La premisa de la serie se articula en torno a relatos unitarios que exploran el límite de la resistencia humana. El título no es solo una frase hecha, sino una declaración de principios narrativos: cada entrega sitúa a sus protagonistas en situaciones de presión extrema, donde la paranoia, el miedo al fracaso, el acoso ambiental o los secretos inconfesables amenazan con quebrar la psique de personajes comunes. No estamos ante héroes inalcanzables, sino ante oficinistas, amas de casa, profesionales o ciudadanos de a pie que, por un giro del destino o una mala decisión, ven cómo su realidad se desmorona.
El guion de Héctor Alba destaca por su capacidad para construir una tensión ascendente.
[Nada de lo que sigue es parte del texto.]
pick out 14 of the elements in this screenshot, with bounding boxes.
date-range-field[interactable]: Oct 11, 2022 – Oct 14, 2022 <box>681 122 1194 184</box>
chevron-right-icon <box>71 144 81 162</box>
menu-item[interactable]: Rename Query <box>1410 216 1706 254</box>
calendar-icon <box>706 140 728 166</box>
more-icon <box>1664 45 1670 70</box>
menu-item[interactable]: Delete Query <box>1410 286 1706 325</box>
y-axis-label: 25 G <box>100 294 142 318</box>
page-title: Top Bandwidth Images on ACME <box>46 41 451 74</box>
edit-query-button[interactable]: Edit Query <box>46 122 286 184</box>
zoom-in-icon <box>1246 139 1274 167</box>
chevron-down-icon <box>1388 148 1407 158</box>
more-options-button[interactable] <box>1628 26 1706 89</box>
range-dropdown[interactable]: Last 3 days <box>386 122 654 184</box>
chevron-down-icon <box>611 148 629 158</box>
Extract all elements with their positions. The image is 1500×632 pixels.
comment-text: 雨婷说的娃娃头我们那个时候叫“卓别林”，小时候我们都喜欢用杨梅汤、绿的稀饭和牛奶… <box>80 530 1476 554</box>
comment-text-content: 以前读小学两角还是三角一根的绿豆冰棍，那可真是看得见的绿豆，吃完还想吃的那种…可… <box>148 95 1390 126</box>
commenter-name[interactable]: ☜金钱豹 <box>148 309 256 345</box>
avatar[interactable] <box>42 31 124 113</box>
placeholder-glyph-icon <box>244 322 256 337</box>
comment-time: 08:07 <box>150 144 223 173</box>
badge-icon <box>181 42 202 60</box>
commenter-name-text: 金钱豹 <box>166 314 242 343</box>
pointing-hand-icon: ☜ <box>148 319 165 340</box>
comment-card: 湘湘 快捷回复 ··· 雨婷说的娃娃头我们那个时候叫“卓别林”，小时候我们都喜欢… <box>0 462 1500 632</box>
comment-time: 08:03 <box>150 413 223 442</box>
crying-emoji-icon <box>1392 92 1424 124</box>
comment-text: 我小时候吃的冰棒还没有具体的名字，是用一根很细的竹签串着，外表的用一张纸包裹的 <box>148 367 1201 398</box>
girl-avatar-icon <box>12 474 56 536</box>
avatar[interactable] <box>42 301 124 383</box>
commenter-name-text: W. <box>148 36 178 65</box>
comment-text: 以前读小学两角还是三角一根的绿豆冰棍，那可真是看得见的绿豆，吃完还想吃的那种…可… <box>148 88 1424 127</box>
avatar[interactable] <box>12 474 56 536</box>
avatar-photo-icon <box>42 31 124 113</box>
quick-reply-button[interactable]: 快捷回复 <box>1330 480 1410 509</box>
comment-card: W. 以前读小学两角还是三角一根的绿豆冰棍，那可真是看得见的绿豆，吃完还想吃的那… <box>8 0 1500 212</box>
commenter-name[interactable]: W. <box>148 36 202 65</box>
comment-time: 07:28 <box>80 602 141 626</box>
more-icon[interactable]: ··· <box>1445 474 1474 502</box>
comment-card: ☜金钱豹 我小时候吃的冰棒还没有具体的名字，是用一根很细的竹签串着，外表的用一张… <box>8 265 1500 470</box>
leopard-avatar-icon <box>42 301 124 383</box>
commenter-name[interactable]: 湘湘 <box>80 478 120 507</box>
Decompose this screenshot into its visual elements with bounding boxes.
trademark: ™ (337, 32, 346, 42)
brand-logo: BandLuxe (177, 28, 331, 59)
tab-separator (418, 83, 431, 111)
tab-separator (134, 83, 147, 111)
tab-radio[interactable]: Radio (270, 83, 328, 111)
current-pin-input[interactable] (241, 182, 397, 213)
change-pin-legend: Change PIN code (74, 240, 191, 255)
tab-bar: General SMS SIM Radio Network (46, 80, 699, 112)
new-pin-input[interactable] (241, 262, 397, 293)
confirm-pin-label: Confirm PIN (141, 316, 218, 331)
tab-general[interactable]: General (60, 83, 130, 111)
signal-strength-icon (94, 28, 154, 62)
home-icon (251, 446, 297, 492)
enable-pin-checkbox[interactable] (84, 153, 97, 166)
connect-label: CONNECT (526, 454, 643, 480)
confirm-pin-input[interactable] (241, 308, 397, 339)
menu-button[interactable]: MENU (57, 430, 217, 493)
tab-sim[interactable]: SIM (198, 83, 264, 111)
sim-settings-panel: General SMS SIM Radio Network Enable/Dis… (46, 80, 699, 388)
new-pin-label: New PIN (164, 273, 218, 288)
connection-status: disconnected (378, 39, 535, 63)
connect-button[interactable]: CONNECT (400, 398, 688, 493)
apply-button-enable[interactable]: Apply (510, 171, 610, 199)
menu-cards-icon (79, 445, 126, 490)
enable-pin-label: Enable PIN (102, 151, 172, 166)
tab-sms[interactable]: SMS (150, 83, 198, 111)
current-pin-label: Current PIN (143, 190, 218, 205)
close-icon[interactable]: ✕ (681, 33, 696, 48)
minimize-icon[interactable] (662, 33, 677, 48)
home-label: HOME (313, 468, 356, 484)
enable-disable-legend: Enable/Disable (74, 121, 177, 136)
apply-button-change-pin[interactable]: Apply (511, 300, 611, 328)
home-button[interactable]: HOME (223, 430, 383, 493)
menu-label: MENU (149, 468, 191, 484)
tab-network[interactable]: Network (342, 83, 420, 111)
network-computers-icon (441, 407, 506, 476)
Alba utiliza el recurso del monólogo interior de manera magistral, permitiendo que el lector acceda directamente al flujo de conciencia de personajes que están al borde del colapso. La narrativa se apoya en una estructura de "olla a presión": se presenta una situación cotidiana que, poco a poco, es infiltrada por un elemento perturbador. La maestría de Alba reside en no necesitar elementos sobrenaturales para generar terror; el horror en "Con Los Nervios De Punta" es eminentemente psicológico y social, derivado de la alienación urbana y la fragilidad de los vínculos humanos.
En el apartado visual, Demián Parmeggiani realiza un trabajo excepcional que complementa la atmósfera asfixiante de los guiones. Su estilo, caracterizado por un uso inteligente de las sombras y una puesta en página que enfatiza la claustrofobia, es fundamental para transmitir la inestabilidad emocional de los protagonistas. Parmeggiani se detiene en los detalles que denotan el estrés: el sudor en la frente, la mirada errática, el desorden de un escritorio o la inmensidad amenazante de una ciudad nocturna. Su dibujo no busca la belleza estética convencional, sino la expresividad cruda, logrando que el lector sienta físicamente la incomodidad que atraviesan los personajes.
La obra es también un fiel reflejo de su época. La Argentina de mediados de los 80, en plena transición democrática pero aún sumida en crisis económicas y tensiones sociales, se filtra en las viñetas a través de una estética urbana gris y desencantada. Los escenarios —departamentos pequeños, calles mal iluminadas, oficinas burocráticas— actúan como jaulas para los personajes. La colaboración entre Alba y Parmeggiani logra capturar ese "zeitgeist" de incertidumbre, convirtiendo a la serie en un ejercicio de realismo sucio aplicado al noveno arte.
En resumen, "Con Los Nervios De Punta" es una pieza clave para entender la diversidad temática de Editorial Columba en su etapa madura. Es una historieta que desafía al lector, obligándolo a enfrentarse a sus propios miedos y a la posibilidad de que, bajo las circunstancias adecuadas (o inadecuadas), cualquiera puede perder el control. Sin recurrir a artificios innecesarios, la dupla Alba-Parmeggiani entrega una serie de relatos autoconclusivos que funcionan como precisos mecanismos de relojería destinados a mantener, precisamente, los nervios del lector en un estado de alerta constante. Es, en definitiva, un estudio sobre la vulnerabilidad humana disfrazado de entretenimiento de género.